The Leach Home, which opened in 1995, was built with the proceeds of a Massachusetts charitable trust established in 1926 by Mabel Tyrell of Wakefield, Mass., in partnership with the Brewer Housing Authority. Partners in the latest phase of development were Key Bank’s community development program and the Maine State Housing Authority, which provided a $1.1 million low-interest loan, federal tax credits worth $2 million and a $360,000 subsidy.

The expansion brings the number of units at the Leach Home to 90, 80 percent of which are subsidized and 20 percent of which are rented at market value, which currently is $1,555 a month for a one-bedroom apartment. Rent includes two meals a day, utilities except telephone and cable, weekly housekeeping assistance and the services of a nurse.

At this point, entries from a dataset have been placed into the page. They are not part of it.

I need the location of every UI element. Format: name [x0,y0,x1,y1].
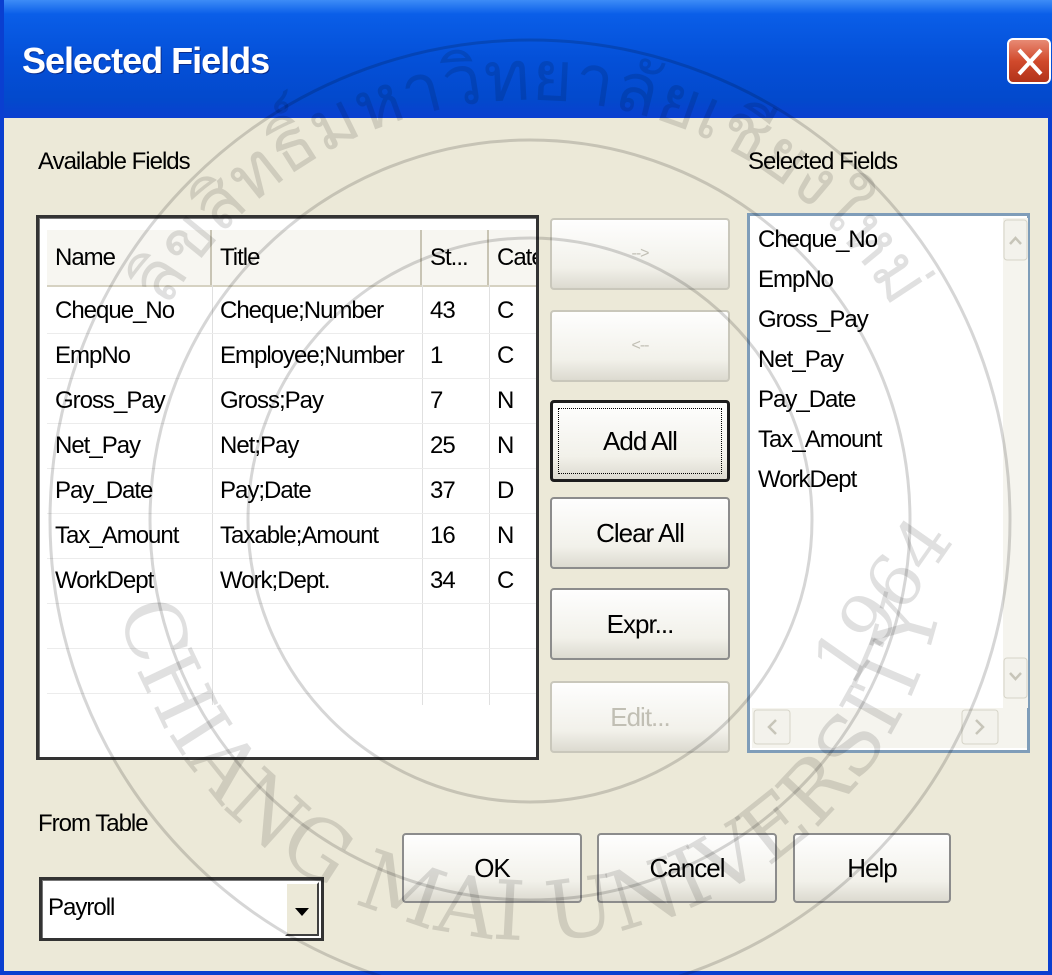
ok-button[interactable]: OK [402,833,582,903]
cell-category: N [497,387,514,414]
help-label: Help [847,852,897,883]
cell-name: Gross_Pay [55,387,166,414]
cell-title: Employee;Number [220,342,405,369]
expression-label: Expr... [606,608,675,639]
window-title: Selected Fields [22,40,270,81]
selected-vertical-scrollbar[interactable] [1003,218,1028,708]
from-table-label: From Table [38,810,149,837]
column-header-category[interactable]: Cate [489,230,536,285]
title-bar[interactable]: Selected Fields [4,0,1052,118]
cancel-label: Cancel [649,852,726,883]
cell-name: Tax_Amount [55,522,179,549]
cell-title: Pay;Date [220,477,312,504]
empty-row [47,648,536,694]
cell-title: Cheque;Number [220,297,384,324]
table-row[interactable]: Pay_Date Pay;Date 37 D [47,468,536,514]
remove-field-button[interactable]: <-- [550,310,730,382]
edit-button[interactable]: Edit... [550,681,730,753]
cell-title: Gross;Pay [220,387,324,414]
list-item[interactable]: Cheque_No [758,226,878,254]
available-fields-label: Available Fields [38,148,191,175]
dialog-window: Selected Fields Available Fields Selecte… [0,0,1052,975]
list-item[interactable]: Gross_Pay [758,306,869,334]
cell-status: 1 [430,342,443,369]
list-item[interactable]: Pay_Date [758,386,856,414]
cell-status: 43 [430,297,456,324]
cell-title: Work;Dept. [220,567,331,594]
remove-field-label: <-- [631,337,650,354]
add-all-button[interactable]: Add All [550,400,730,482]
clear-all-button[interactable]: Clear All [550,497,730,569]
list-header: Name Title St... Cate [47,230,536,287]
cell-category: D [497,477,514,504]
table-row[interactable]: Tax_Amount Taxable;Amount 16 N [47,513,536,559]
table-row[interactable]: EmpNo Employee;Number 1 C [47,333,536,379]
cell-status: 7 [430,387,443,414]
dropdown-arrow-icon [295,908,309,916]
cell-category: C [497,567,514,594]
cell-status: 34 [430,567,456,594]
from-table-value: Payroll [48,894,115,921]
empty-row [47,603,536,649]
ok-label: OK [474,852,511,883]
cell-status: 16 [430,522,456,549]
dropdown-button[interactable] [285,882,319,936]
table-row[interactable]: WorkDept Work;Dept. 34 C [47,558,536,604]
clear-all-label: Clear All [596,517,685,548]
cancel-button[interactable]: Cancel [597,833,777,903]
cell-name: Cheque_No [55,297,175,324]
cell-name: WorkDept [55,567,154,594]
close-button[interactable] [1007,38,1051,84]
scrollbar-arrows-icon [753,709,999,745]
from-table-select[interactable]: Payroll [39,877,324,941]
available-fields-list[interactable]: Name Title St... Cate Cheque_No Cheque;N… [36,215,539,760]
focus-rectangle [558,408,722,474]
list-item[interactable]: WorkDept [758,466,857,494]
column-header-title[interactable]: Title [212,230,422,285]
cell-name: Net_Pay [55,432,141,459]
cell-name: EmpNo [55,342,131,369]
cell-status: 25 [430,432,456,459]
help-button[interactable]: Help [793,833,951,903]
cell-category: C [497,297,514,324]
scrollbar-arrows-icon [1003,219,1028,699]
column-header-name[interactable]: Name [47,230,212,285]
column-header-status[interactable]: St... [422,230,489,285]
list-item[interactable]: Net_Pay [758,346,844,374]
selected-fields-label: Selected Fields [748,148,898,175]
cell-status: 37 [430,477,456,504]
table-row[interactable]: Net_Pay Net;Pay 25 N [47,423,536,469]
cell-category: N [497,432,514,459]
cell-title: Net;Pay [220,432,299,459]
add-field-label: --> [631,245,650,262]
cell-category: C [497,342,514,369]
expression-button[interactable]: Expr... [550,588,730,660]
cell-name: Pay_Date [55,477,153,504]
close-icon [1017,48,1043,76]
edit-label: Edit... [610,701,670,732]
add-field-button[interactable]: --> [550,218,730,290]
list-item[interactable]: EmpNo [758,266,834,294]
selected-horizontal-scrollbar[interactable] [752,708,1027,748]
table-row[interactable]: Gross_Pay Gross;Pay 7 N [47,378,536,424]
table-row[interactable]: Cheque_No Cheque;Number 43 C [47,288,536,334]
cell-category: N [497,522,514,549]
list-item[interactable]: Tax_Amount [758,426,882,454]
cell-title: Taxable;Amount [220,522,379,549]
selected-fields-list[interactable]: Cheque_No EmpNo Gross_Pay Net_Pay Pay_Da… [747,213,1030,753]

During Thursday’s dedication, local elected officials and candidates, and other dignitaries reflected on what the project meant to area senior citizens and the community.

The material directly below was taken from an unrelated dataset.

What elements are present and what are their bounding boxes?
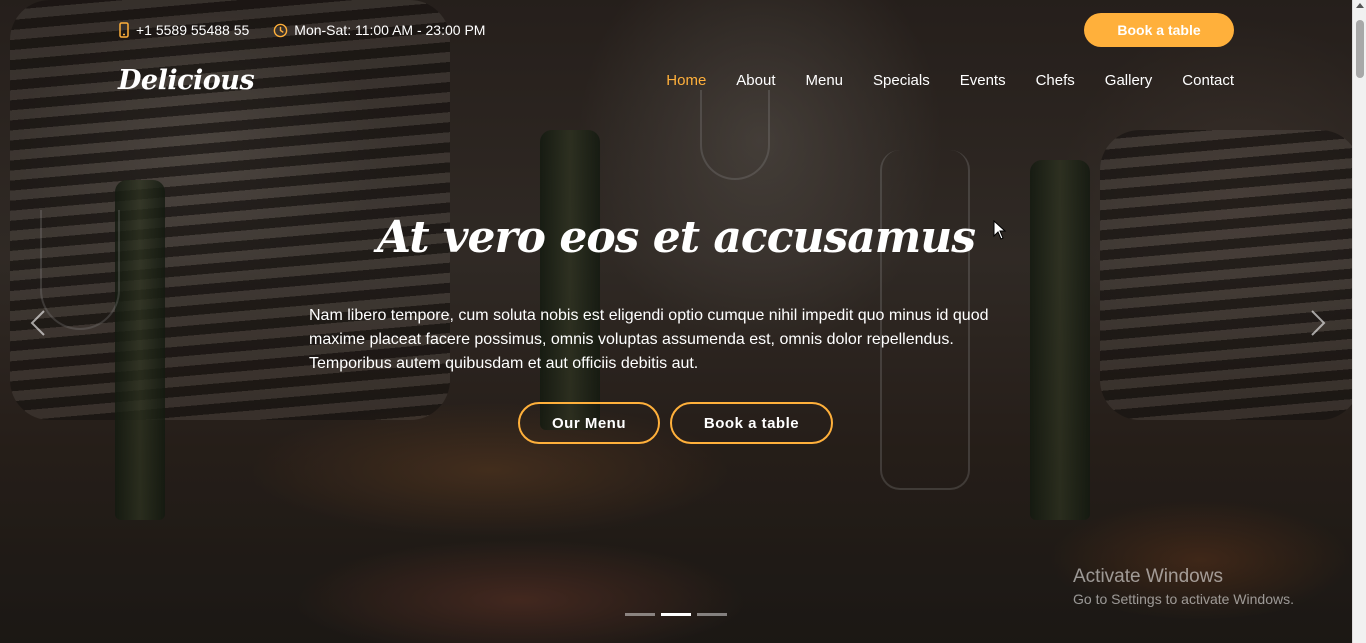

For City Councilor Gail Kelly, the event was bittersweet. Thursday marked her first visit to the facility since the death of her mother, Dorothy Cameron, a former resident of the Leach Home. It was good, she said, to renew acquaintances with old friends and to revisit some of the places her mother enjoyed, in particular the greenhouse.

“She would have been so proud,” Kelly said of the Leach Home’s continuing development.

City Manager Stephen Bost said that when the Leach Home was established seven years ago, it set a new standard for senior housing in the area. “This represents the state of the art of continuum of care,” he said.

Frank McGuire, president of the Leach Home’s board of directors, observed that a campus is emerging on Taylor Drive that ultimately will provide living accommodations for a senior population ranging from those needing very little assistance to those requiring around-the-clock care.

The Leach Home serves a relatively independent elderly population. The Woodlands, located just yards away, provides a higher level of care, including case management, the administration of needed medicines, nursing care and three meals a day. An Alzheimer’s unit, to be named Evergreen, is proposed by developer Lon Walters, president of the Woodlands Inc.